Focus Is on Long-Term, and Fundamentals
While the Fund benefited from a supportive macro backdrop during the quarter, we believe its strong absolute and relative investment results were driven primarily by solid earnings and progress updates of the businesses within the portfolio. Macro events may influence share prices in the short-term, but we believe business fundamentals will remain the most important driver of investment results over the long-term.
Confident in Growth Potential
Given the long-term and business-focused nature of our investment approach, we typically avoid making calls on the direction of the market. Rather, we remain focused on the fundamental strengths and long-term growth prospects of our portfolio businesses, which are typically independent of macro events and/or conditions. We are optimistic about the growth prospects for our businesses. We believe they are well positioned to deliver strong business results and earnings growth over our five-year investment horizon.
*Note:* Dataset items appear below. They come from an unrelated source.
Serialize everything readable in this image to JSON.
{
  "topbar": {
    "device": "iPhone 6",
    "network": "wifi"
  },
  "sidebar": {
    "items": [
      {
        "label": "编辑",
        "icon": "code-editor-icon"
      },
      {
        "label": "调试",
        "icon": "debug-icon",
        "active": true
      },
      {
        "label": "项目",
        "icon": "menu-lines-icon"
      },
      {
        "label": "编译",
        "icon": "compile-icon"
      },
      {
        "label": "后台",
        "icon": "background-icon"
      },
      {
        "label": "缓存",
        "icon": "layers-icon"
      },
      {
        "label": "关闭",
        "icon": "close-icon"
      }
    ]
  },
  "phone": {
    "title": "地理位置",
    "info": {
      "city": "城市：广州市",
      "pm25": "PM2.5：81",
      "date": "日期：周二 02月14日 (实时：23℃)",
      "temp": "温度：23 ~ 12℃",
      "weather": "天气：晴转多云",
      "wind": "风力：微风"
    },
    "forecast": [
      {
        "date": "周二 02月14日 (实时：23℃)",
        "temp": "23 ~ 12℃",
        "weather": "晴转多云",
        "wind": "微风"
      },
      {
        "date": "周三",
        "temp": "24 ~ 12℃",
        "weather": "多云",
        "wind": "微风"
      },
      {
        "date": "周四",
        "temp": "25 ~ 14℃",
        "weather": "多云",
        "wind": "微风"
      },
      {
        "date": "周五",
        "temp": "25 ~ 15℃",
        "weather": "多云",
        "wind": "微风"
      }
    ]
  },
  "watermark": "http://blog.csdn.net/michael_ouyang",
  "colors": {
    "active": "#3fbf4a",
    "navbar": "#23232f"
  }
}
Performance data shown represents past performance, which is no guarantee of future results. Current performance may be higher or lower than the past performance data shown. Investment returns and the value of an investment will fluctuate, and an investor's shares, when sold, may be worth more or less than their original cost. You can obtain performance data current to the most recent month-end (available within seven business days after the most recent month-end) by calling 800-422-1050 or visiting

Performance figures discussed reflect that of the institutional class shares.

The views expressed herein are those of the portfolio manager at the time of the interview and may not be reflective of their current opinions or future actions.  These views are not necessarily those of the fund company and should not be construed as such.

This information should not be considered as a recommendation to purchase or sell a particular security and the holdings or sectors mentioned may change at any time and may not represent current or future investments.